TabularDataBunch.from_df doesn't add / acknowledge test set

I’m receiving an error here. Is it deprecated? What’s the new way?

data = (TabularList.from_df(df, cat_names=cat_vars, cont_names=cont_vars, procs=procs)
                   .split_by_idx(valid_idx)
                   .add_test(TabularList.from_df(df_test, cat_names=cat_vars, cont_names=cont_vars, procs=procs))
                   .label_from_df(cols=dep_var, label_cls=CategoryList)
                   .databunch())


AttributeError: 'TabularList' object has no attribute 'add_test'
1 Like

Hello,

Has anyone been able to get predictions on the test set to work on the latest version? (1.0.42)

With:

data = TabularDataBunch.from_df(path, df, dep_var, valid_idx=test_index, test_df=test_df, 
                            procs=procs, cat_names=cat_names, 
                            cont_names=cont_names)

If learn.get_preds(data.test_ds) is tried, I get predictions in the shape of the training set.

If learn.get_preds(), it’s in the shape of the validation set.

If it’s learn.predict(data.test_ds), I get a key error corresponding to one of the columns.

Any help would be much appreciated!

It’s learn.get_preds(ds_type=DatasetType.Test) (as can be seen in the docs).

2 Likes

add_test should go after label_from_df. It will resolve your error
AttributeError: 'TabularList' object has no attribute 'add_test'

Hi :slight_smile:
I’m working on a Time Series forecasting problem using fastai tabular dataset as instructed in the Rossmann challenge.
When using the same data and model’s parameters during two different training, I’m having a completely different result for a given point.

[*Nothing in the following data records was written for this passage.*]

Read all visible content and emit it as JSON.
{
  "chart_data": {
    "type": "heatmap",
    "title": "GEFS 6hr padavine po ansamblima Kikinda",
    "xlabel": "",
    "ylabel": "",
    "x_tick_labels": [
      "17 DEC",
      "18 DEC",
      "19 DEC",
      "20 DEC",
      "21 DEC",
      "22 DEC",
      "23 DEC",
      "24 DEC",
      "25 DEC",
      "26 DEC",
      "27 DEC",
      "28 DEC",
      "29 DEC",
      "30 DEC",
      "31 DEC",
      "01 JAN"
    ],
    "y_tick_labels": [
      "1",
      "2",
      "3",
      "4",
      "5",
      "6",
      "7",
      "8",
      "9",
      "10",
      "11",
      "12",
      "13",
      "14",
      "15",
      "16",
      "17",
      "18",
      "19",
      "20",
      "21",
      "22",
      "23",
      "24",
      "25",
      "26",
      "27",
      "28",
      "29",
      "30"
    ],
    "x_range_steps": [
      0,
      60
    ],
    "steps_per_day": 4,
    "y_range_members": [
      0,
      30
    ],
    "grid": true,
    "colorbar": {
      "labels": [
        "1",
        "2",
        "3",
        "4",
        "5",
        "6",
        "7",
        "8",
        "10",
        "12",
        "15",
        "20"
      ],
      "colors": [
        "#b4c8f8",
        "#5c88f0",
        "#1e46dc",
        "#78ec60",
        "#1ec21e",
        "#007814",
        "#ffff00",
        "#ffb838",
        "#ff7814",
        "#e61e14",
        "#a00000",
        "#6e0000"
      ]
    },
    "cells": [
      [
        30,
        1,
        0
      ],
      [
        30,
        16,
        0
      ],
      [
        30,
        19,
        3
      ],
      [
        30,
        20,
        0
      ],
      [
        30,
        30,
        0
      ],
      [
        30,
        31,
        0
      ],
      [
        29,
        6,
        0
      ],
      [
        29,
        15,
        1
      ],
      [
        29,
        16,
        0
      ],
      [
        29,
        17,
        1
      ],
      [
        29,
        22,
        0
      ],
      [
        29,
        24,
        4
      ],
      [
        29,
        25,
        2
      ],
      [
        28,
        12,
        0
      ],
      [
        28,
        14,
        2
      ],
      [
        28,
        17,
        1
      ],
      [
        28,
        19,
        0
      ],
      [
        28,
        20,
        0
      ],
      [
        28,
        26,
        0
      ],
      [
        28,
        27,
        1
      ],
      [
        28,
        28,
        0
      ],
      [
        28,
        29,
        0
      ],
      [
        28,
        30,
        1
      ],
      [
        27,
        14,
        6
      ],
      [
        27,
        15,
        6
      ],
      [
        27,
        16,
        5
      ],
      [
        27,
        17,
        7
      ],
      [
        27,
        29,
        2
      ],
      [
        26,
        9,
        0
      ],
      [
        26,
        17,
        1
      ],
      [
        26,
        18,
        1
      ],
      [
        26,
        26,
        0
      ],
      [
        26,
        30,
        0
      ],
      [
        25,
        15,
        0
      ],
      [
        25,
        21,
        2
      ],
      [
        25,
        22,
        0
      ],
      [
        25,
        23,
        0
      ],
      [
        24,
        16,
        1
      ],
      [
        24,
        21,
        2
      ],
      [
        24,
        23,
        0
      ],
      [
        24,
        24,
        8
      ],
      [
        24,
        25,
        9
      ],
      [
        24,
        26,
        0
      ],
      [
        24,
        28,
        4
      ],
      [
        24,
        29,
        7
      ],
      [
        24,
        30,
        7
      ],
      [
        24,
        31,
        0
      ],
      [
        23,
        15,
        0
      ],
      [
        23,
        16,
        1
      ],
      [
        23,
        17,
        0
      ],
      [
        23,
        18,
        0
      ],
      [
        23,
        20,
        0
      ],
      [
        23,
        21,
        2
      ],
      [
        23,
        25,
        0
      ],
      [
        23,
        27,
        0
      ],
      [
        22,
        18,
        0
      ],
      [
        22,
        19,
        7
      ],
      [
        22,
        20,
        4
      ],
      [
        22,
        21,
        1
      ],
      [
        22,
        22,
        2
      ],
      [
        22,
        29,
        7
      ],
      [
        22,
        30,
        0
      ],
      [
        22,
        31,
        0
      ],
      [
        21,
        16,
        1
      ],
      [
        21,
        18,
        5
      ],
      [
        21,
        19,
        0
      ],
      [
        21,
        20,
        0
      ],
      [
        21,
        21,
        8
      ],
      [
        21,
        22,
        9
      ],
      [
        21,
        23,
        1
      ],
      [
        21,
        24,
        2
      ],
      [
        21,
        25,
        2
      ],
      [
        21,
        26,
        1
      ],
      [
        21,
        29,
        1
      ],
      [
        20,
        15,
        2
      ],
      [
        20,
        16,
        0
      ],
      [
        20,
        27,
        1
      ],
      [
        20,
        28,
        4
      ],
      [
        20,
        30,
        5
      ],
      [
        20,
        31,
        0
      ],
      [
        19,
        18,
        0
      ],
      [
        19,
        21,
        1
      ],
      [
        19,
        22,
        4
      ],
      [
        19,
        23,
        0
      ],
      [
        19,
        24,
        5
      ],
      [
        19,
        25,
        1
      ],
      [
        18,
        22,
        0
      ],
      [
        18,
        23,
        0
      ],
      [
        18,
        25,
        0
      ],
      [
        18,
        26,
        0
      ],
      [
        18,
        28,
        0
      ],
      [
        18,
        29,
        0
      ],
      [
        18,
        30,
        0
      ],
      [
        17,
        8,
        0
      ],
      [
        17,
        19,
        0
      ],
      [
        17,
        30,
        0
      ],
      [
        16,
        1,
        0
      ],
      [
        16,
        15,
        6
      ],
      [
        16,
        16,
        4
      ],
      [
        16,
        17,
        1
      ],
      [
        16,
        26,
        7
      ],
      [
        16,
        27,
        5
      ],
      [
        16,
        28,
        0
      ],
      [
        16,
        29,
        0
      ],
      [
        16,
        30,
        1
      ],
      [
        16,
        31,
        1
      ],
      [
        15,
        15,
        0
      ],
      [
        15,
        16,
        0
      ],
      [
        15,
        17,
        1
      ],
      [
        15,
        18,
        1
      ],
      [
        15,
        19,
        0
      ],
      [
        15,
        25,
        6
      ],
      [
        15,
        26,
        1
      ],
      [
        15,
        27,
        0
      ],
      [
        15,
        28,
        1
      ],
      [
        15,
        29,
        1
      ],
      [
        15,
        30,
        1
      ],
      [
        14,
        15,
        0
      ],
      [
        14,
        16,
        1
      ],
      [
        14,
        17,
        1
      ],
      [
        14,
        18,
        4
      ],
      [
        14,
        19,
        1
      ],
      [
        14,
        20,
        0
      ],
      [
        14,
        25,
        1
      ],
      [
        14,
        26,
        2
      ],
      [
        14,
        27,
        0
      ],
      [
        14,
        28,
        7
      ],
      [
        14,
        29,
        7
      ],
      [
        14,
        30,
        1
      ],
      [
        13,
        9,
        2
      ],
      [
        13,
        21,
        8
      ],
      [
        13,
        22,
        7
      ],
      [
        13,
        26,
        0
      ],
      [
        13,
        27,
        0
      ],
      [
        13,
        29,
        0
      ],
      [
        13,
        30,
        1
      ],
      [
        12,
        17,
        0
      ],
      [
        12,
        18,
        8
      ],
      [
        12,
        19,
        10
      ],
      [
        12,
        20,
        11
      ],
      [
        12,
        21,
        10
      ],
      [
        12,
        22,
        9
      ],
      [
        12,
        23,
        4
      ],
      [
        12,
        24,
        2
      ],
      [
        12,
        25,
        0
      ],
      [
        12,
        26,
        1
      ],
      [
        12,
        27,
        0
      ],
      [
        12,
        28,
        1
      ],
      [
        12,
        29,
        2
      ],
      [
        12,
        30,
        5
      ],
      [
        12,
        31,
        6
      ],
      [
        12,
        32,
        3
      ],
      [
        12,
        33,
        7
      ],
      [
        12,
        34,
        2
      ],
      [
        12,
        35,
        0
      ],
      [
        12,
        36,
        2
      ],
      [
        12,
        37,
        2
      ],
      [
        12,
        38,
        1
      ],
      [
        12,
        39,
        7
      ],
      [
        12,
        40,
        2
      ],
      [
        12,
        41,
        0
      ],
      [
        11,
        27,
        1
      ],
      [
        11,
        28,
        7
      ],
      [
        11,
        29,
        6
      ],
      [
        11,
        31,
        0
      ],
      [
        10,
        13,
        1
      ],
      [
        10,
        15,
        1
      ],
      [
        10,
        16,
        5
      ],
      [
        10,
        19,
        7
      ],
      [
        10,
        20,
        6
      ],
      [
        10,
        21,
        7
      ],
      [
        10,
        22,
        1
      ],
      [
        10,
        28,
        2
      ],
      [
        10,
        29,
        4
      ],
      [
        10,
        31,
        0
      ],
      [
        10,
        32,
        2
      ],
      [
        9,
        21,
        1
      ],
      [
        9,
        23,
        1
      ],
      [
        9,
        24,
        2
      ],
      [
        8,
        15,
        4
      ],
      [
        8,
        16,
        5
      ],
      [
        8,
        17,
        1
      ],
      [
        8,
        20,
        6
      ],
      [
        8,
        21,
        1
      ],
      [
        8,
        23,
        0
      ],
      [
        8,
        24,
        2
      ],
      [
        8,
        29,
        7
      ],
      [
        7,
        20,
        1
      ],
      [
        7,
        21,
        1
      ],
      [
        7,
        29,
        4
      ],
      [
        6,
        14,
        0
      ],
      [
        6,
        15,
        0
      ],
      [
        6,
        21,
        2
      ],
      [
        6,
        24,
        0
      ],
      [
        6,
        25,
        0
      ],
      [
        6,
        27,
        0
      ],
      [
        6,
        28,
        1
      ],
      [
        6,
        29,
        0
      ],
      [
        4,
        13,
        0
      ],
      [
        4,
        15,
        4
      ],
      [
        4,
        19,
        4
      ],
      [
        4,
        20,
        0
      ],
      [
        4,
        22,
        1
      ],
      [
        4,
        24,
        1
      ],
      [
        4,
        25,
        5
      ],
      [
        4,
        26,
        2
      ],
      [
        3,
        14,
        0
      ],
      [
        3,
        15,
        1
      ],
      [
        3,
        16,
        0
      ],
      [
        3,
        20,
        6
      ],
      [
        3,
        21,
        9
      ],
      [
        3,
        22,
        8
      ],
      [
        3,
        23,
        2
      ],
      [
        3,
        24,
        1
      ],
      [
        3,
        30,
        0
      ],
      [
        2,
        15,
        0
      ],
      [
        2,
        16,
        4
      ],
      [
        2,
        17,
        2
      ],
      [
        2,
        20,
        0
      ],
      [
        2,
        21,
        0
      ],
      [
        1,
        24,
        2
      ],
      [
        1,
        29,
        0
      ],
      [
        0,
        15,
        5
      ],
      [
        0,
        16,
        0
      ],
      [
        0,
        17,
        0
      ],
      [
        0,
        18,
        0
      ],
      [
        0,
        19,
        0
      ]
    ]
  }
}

Thinking is maybe due to the randomized batch selection during training, my idea is to first fix the batch selection for different model training.

The following code lines will give different results when ran twice, how can I fix this?
Is there a parameter to fix this? I saw fix_dl=None but don’t know how to properly use it.

data = (TabularList.from_df(df, path=path, cat_names=cat_vars, cont_names=cont_vars, procs=procs)
.split_by_idx(valid_idx)
.label_from_df(cols=dep_var, log=True)
.add_test(TabularList.from_df(test, path=path, cat_names=cat_vars, cont_names=cont_vars))
.databunch()) ;
data.show_batch(10)

Thank you

When generating the training loader, it’s shuffled and the last batch (if not complete) is dropped. If you try showing a batch from the validation set it should always be the same.

1 Like

Thank you for your reply !

so sgugger, the function of PROCS[FillMissing] coulnd not fill the NANs in data?

if the optional parameter, test_df=df_test is given in TextLMDatabunch and TextClasDatabunch, how can we load a pretrained model and ask the lrnsavedmodel.getpreds() to use this df_test that has been given already.
I get a NoneType error when I use get_preds(ds_type=Dataset.Type.test)

However, when I add the df_test via load_learner or add_test, it works.
what is the point in having an option of specifying df_test in databunch if it cannot be used in predict unless added again via load_learner or add_test

It’s ds_type=DatasetType.test (Without the first dot)